Ascension – 2012

Dans le Pentecostaire, ce livre liturgique qui reprend tous les éléments de l’hymnographie des offices pour la période qui va de Pâques à la Pentecôte, mardi soir, à vêpres, cette indication : clôture de la fête de Pâques. Je n’ai pu m’empêcher de penser : déjà ! J’ai eu l’impression que tout cela avait passé bien vite, que je n’avais pas profité – plutôt, tiré le meilleur parti spirituel – de ce temps tout particulier où on ne cesse de chanter que le Christ est ressuscité des morts, que par sa mort il a triomphé de la mort et qu’il nous donne la vie ; ce temps durant lequel on ne se dit pas simplement bonjour mais qu’on affirme et confirme la résurrection …

Je me suis dit – mais ce n’est peut-être que mon imagination – que les disciples ont dû connaître cet état d’esprit. Plus fort encore : ils avaient connu le Seigneur, ils avaient partagé ses déplacement, été témoins de ses miracles, pour certains, ils avaient vu sa gloire sur le Mont Thabor. Ils avaient souffert, douté, renié même, alors que Jésus vivait sa passion. Et puis ils l’avaient vu, Christ ressuscité. Oh ! Là aussi, il avait fallu du temps : ils n’avaient pas cru les femmes, ils ne l’avaient pas reconnu quand il cheminait avec eux. Mais, finalement, il avait été là, partageant avec eux le pain, le poisson ou un rayon de miel. Il leur avait donné ses dernières instructions, son dernier enseignement, il leur a ouvert l’esprit, on pourrait même dire qu’il les a ouverts à l’Esprit, ouvert leur cœur à recevoir l’Esprit Saint. Et puis, il est parti.

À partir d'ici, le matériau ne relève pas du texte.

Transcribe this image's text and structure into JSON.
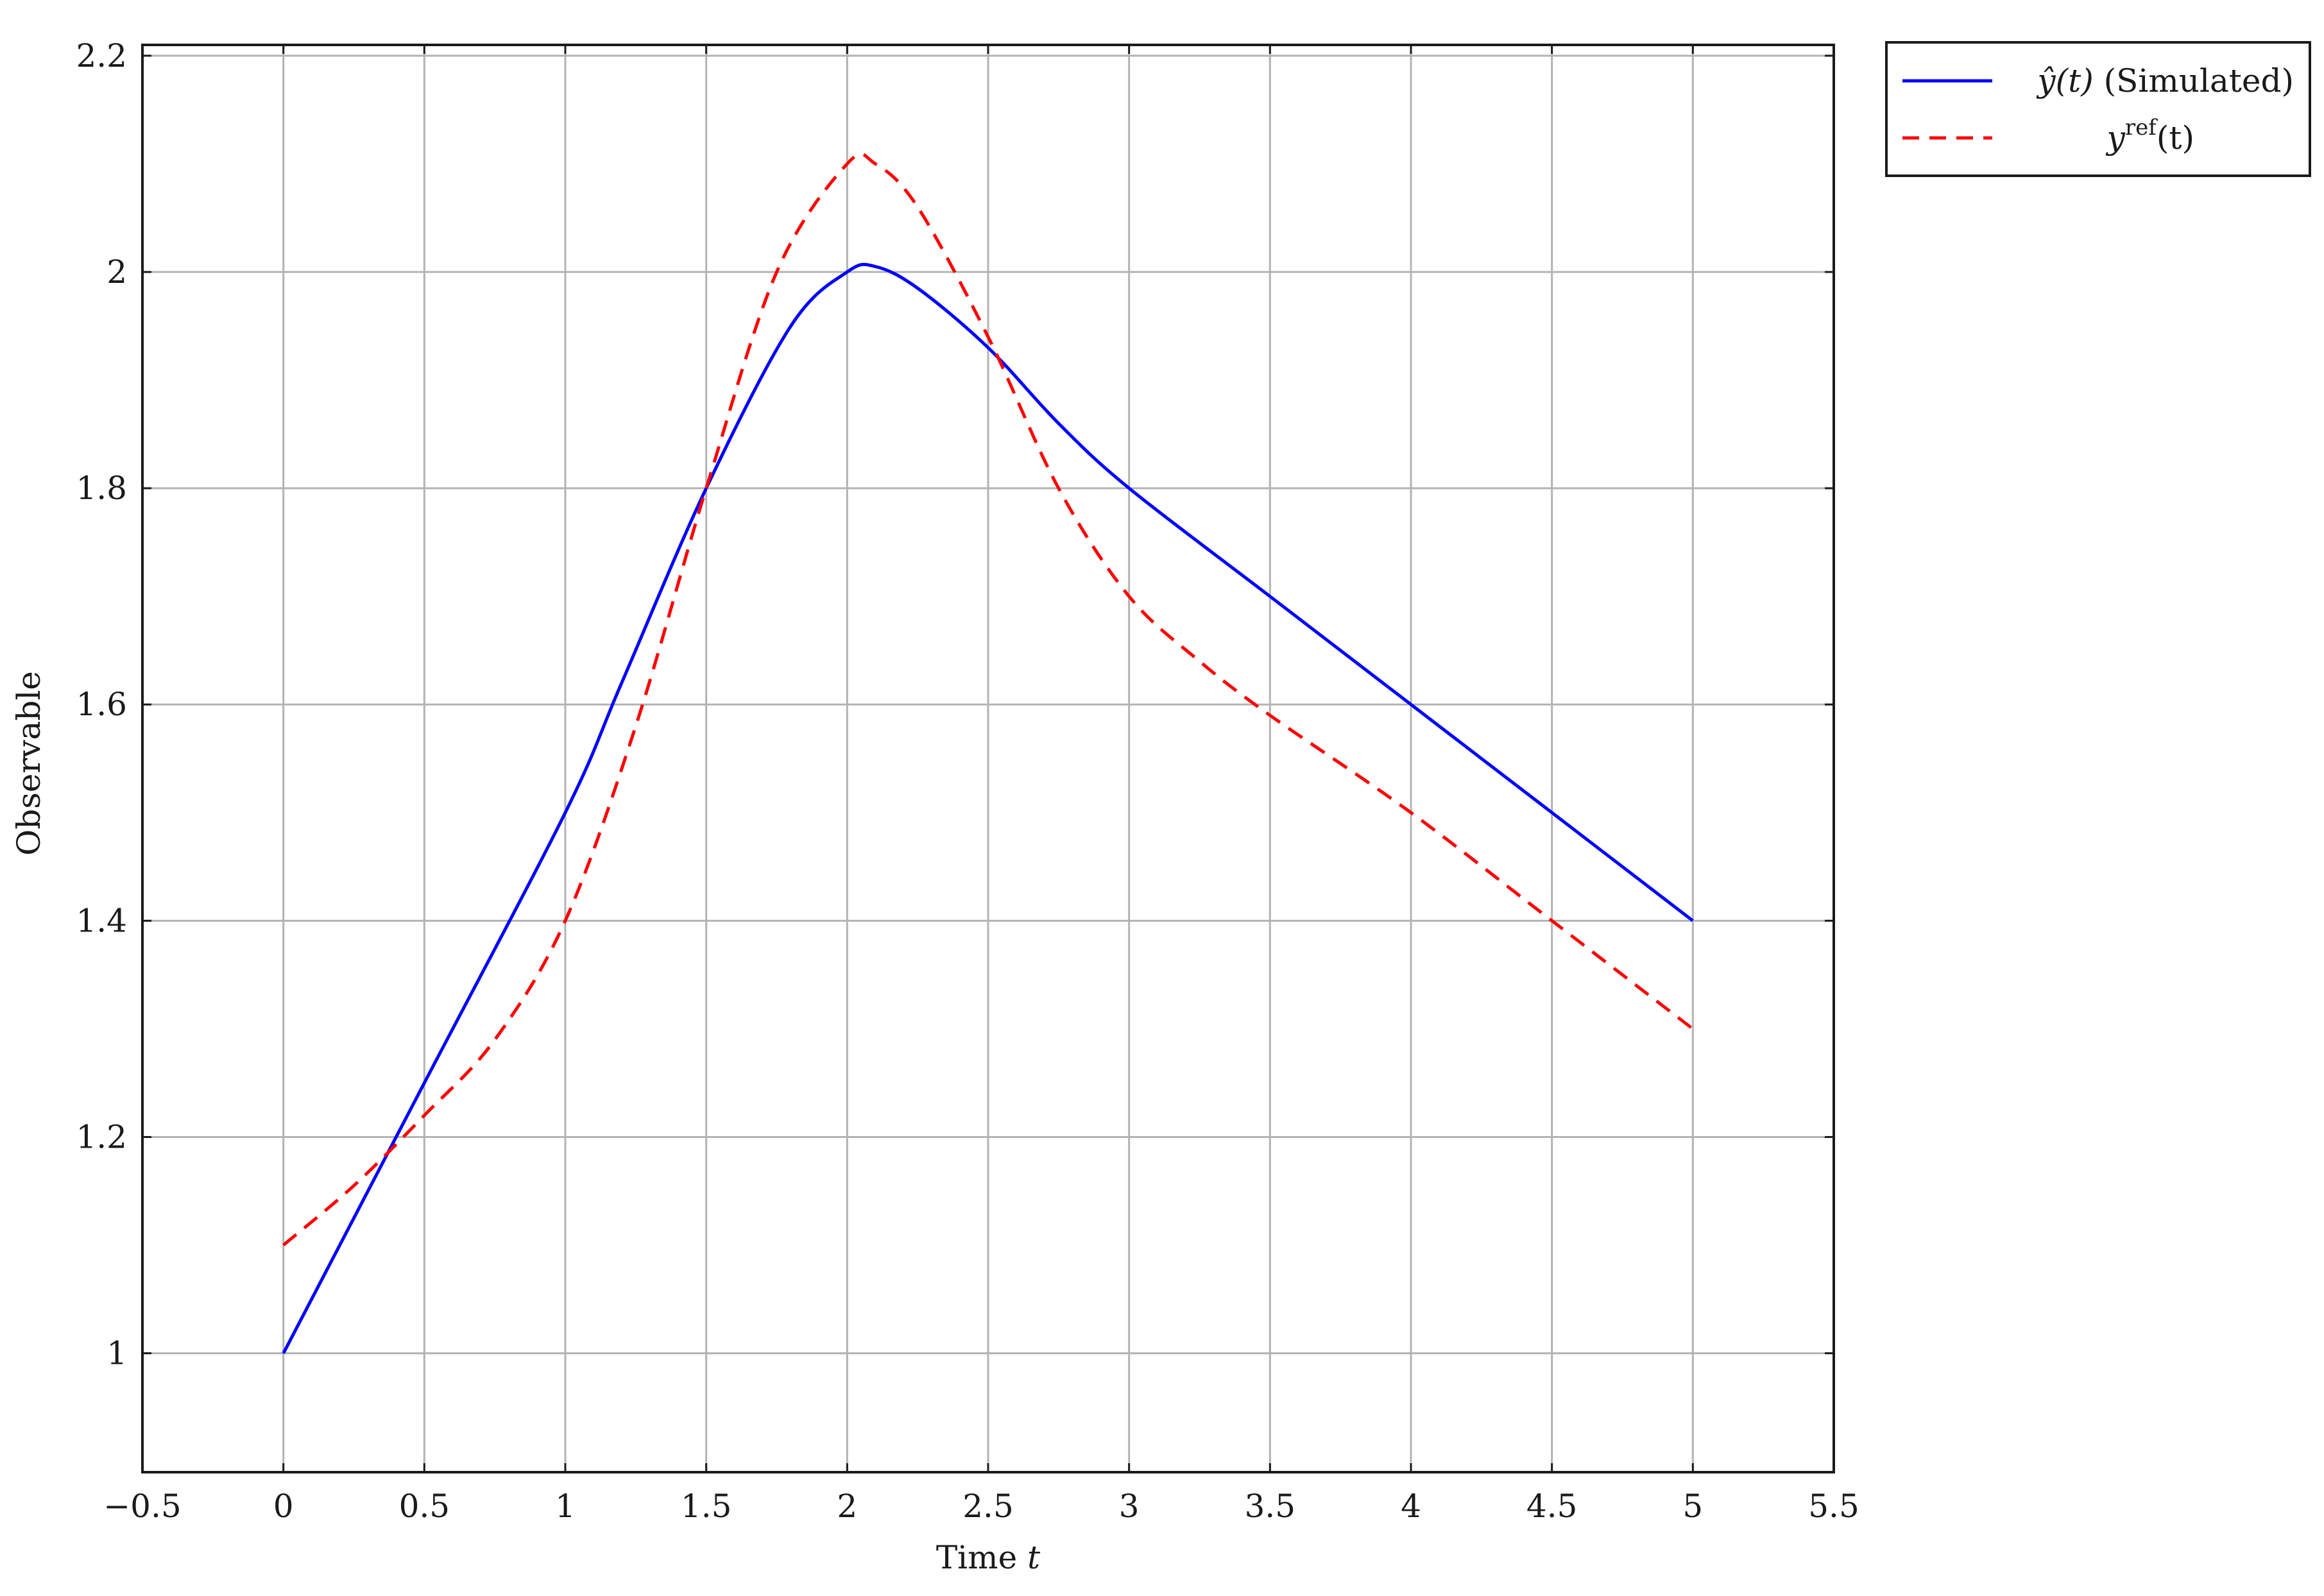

« C’est votre avantage que je m’en aille – avait dit le Christ à ses disciples –  en effet, si je ne pars pas, le Paraclet ne viendra pas à vous ; si, au contraire, je pars, je vous l’enverrai».  « Le séjour corporel du Christ parmi nous a pris fin, les actes de l'Esprit commencent ». La phrase est de saint Grégoire de Naziance. Elle nous place dans la réalité des choses : Dieu est intervenu directement, personnellement, dans la vie des hommes : son Fils s’est incarné. Il a vécu sur notre terre, dans notre temps. Et notre temps, maintenant, est devenu le Sien. Le temps de l’Esprit. Comme il l’avait promis à ses disciples juste avant des les quitter, il a envoyé le Paraclet, Esprit consolateur, Esprit de vérité. Et nous, maintenant, je veux dire dès ce jour de l’Ascension et jusqu’à celui de la Pentecôte, nous vivrons à nouveau cette attente de l’Esprit Saint.

Parce que, si nous voulons évoluer spirituellement, approfondir notre foi, nous devons sans cesse revivre ces moments, éprouver ces sentiments, parfois même, ces émotions. Comme celle de sentir un nouveau déchirement en voyant le Christ s’élever au ciel. On nous l’avait pris sur la croix, il était sorti vivant du tombeau et maintenant, il nous quittait, jusqu’à ce jour que nul ne connaît, cette heure que personne ne sait. Il nous quitte mais il ne nous abandonne pas. La présence de Dieu, pour nous, ne se manifeste plus par son Fils incarné, mais par l’Esprit qui nous est donné.

« Seigneur, lorsque tes apôtres t’ont vu élevé au-dessus des nuées, le cœur rempli de larmes et de chagrin, ô Christ, source de vie, ils te dirent en pleurant : ‘Maître, ne laisse pas orphelins les serviteurs que tu aimas d’un tendre amour, mais comme tu nous l’a promis, envoie sur nous ton saint Esprit pour qu’il fasse briller sur nos âmes la clarté ». Voilà ce que nous avons chanté hier soir, aux vêpres, nous identifiant ainsi, en quelque sorte, aux apôtres eux-mêmes.

« Homme de Galilée, pourquoi restez-vous ainsi à regarder le ciel ? » disaient les deux hommes vêtus de blanc lorsqu’ils apparurent à Béthanie. Ne soyons pas tristes. Comme les disciples, soyons en grande joie et restons dans l’Église louant et bénissant Dieu. Car ce qui nous sera donné, c’est l’Esprit qui fera que le Christ pourra vivre en nous et nous en Lui. Non pas donné, mais revivifié. Car la grâce, nous l’avons reçue par le baptême, l’Esprit, nous l’avons reçu par le Saint Chrême. « Sceau du don de l’Esprit Saint » dit le prêtre en faisant l’onction. Mais ce qui nous a été donné à ce moment, ce n’était que comme un germe, une semence, que nous devions, que nous devons maintenant encore, faire grandir, fortifier avant de pouvoir le faire fructifier.